2.1.3. FM Customization: Fine-Tuning and Continued Pre-Training
💡 First Principle: Fine-tuning shifts the model's probability distribution toward outputs that match your labeled examples — it changes how the model responds, not what it knows. If your goal is accurate recall of domain facts, fine-tuning is the wrong tool; use RAG. Fine-tuning is the right tool when you need consistent output style, format, or behavior.
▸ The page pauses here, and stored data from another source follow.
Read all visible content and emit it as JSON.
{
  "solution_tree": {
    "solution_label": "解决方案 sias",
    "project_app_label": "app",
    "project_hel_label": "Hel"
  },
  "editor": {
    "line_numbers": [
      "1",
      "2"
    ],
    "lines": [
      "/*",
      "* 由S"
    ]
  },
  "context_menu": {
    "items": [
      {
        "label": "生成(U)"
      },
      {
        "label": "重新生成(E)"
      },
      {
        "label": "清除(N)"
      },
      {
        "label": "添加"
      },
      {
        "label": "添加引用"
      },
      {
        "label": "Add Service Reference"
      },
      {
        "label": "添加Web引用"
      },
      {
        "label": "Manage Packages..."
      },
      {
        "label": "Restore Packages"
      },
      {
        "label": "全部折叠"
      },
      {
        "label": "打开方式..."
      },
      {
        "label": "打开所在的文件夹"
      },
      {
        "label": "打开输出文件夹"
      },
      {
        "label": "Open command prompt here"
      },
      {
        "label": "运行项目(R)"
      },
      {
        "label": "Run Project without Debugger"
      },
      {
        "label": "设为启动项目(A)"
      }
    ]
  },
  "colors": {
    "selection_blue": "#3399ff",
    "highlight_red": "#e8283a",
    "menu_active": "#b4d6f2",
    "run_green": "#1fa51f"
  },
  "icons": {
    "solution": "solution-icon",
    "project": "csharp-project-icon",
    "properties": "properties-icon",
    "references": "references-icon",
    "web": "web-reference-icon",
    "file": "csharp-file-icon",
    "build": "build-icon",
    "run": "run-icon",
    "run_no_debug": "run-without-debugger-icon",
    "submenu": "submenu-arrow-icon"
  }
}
When to use each customization approach:
| Technique | What It Changes | Use When | Cost Level |
|---|---|---|---|
| Prompt engineering | Nothing in the model | Behavior can be guided by instructions | $ |
| RAG | Nothing in the model; adds retrieval | Need factual accuracy about proprietary/recent data | $ |
| Fine-tuning | Model's output distribution | Need consistent style, format, domain-specific tone | $$ |
| Continued pre-training | Model's knowledge base | Need the model to deeply internalize domain corpus | $$ |
Fine-tuning on Bedrock: Amazon Bedrock supports fine-tuning for select models (primarily Amazon Titan and some Meta Llama models). The process:
- Prepare a labeled training dataset in JSONL format (prompt/completion pairs) in S3
- Launch a fine-tuning job via Bedrock console or API
- The fine-tuned model variant is deployed as a provisioned model on Bedrock
- Register the model in SageMaker Model Registry for versioning and lifecycle management
LoRA (Low-Rank Adaptation): For models deployed on SageMaker, LoRA enables parameter-efficient fine-tuning by adding small, trainable rank-decomposition matrices to the frozen model weights. This dramatically reduces compute cost and storage — you train only millions of parameters rather than billions.
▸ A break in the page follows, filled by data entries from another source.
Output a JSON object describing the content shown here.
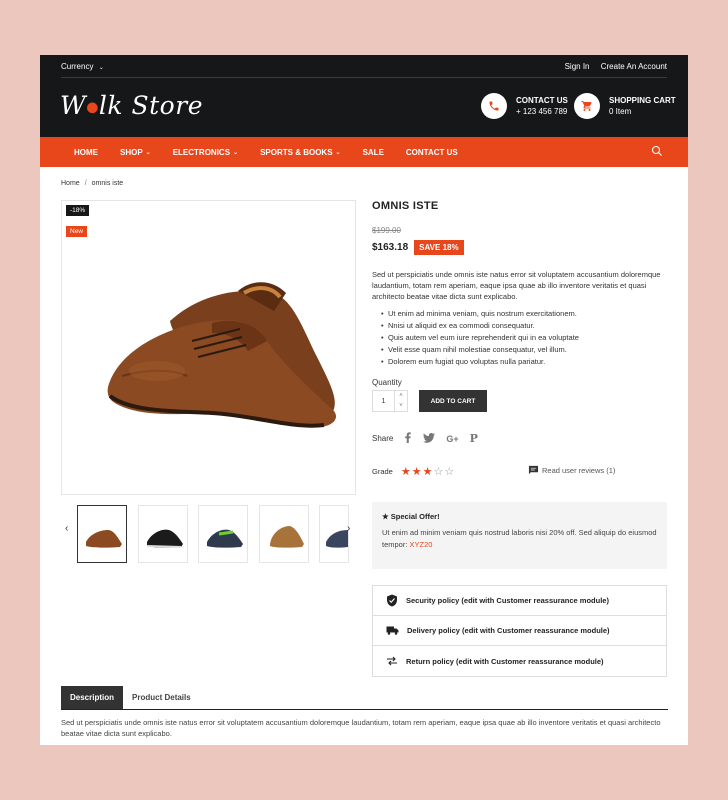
{
  "topbar": {
    "currency": "Currency",
    "sign_in": "Sign In",
    "create_account": "Create An Account"
  },
  "logo": {
    "text_w": "W",
    "text_rest": "lk Store"
  },
  "contact": {
    "title": "CONTACT US",
    "phone": "+ 123 456 789"
  },
  "cart": {
    "title": "SHOPPING CART",
    "count": "0 Item"
  },
  "nav": {
    "items": [
      {
        "label": "HOME",
        "dropdown": false
      },
      {
        "label": "SHOP",
        "dropdown": true
      },
      {
        "label": "ELECTRONICS",
        "dropdown": true
      },
      {
        "label": "SPORTS & BOOKS",
        "dropdown": true
      },
      {
        "label": "SALE",
        "dropdown": false
      },
      {
        "label": "CONTACT US",
        "dropdown": false
      }
    ]
  },
  "breadcrumb": {
    "home": "Home",
    "current": "omnis iste"
  },
  "product": {
    "badge_discount": "-18%",
    "badge_new": "New",
    "name": "OMNIS ISTE",
    "old_price": "$199.00",
    "price": "$163.18",
    "save": "SAVE 18%",
    "description": "Sed ut perspiciatis unde omnis iste natus error sit voluptatem accusantium doloremque laudantium, totam rem aperiam, eaque ipsa quae ab illo inventore veritatis et quasi architecto beatae vitae dicta sunt explicabo.",
    "bullets": [
      "Ut enim ad minima veniam, quis nostrum exercitationem.",
      "Nnisi ut aliquid ex ea commodi consequatur.",
      "Quis autem vel eum iure reprehenderit qui in ea voluptate",
      "Velit esse quam nihil molestiae consequatur, vel illum.",
      "Dolorem eum fugiat quo voluptas nulla pariatur."
    ],
    "quantity_label": "Quantity",
    "quantity_value": "1",
    "add_to_cart": "ADD TO CART",
    "share_label": "Share",
    "grade_label": "Grade",
    "rating": 3,
    "rating_max": 5,
    "reviews": "Read user reviews (1)"
  },
  "offer": {
    "title": "★ Special Offer!",
    "body": "Ut enim ad minim veniam quis nostrud laboris nisi 20% off. Sed aliquip do eiusmod tempor: ",
    "code": "XYZ20"
  },
  "policies": [
    "Security policy (edit with Customer reassurance module)",
    "Delivery policy (edit with Customer reassurance module)",
    "Return policy (edit with Customer reassurance module)"
  ],
  "tabs": {
    "description": "Description",
    "details": "Product Details",
    "text": "Sed ut perspiciatis unde omnis iste natus error sit voluptatem accusantium doloremque laudantium, totam rem aperiam, eaque ipsa quae ab illo inventore veritatis et quasi architecto beatae vitae dicta sunt explicabo."
  },
  "colors": {
    "accent": "#e8461b",
    "dark": "#161718",
    "background": "#ebc7bd"
  }
}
⚠️ Exam Trap: Fine-tuning does not prevent hallucination. A fine-tuned model still generates statistically plausible outputs and will confabulate facts not in its training data. Combining fine-tuning with RAG is a common production pattern: fine-tune for style/format, add RAG for factual grounding.
Reflection Question: A legal firm wants to build a contract review tool. They have 10,000 labeled examples of contracts with expert annotations marking problematic clauses. They also have 200,000 historical contracts they want the model to "know." What combination of customization techniques would you recommend, and why?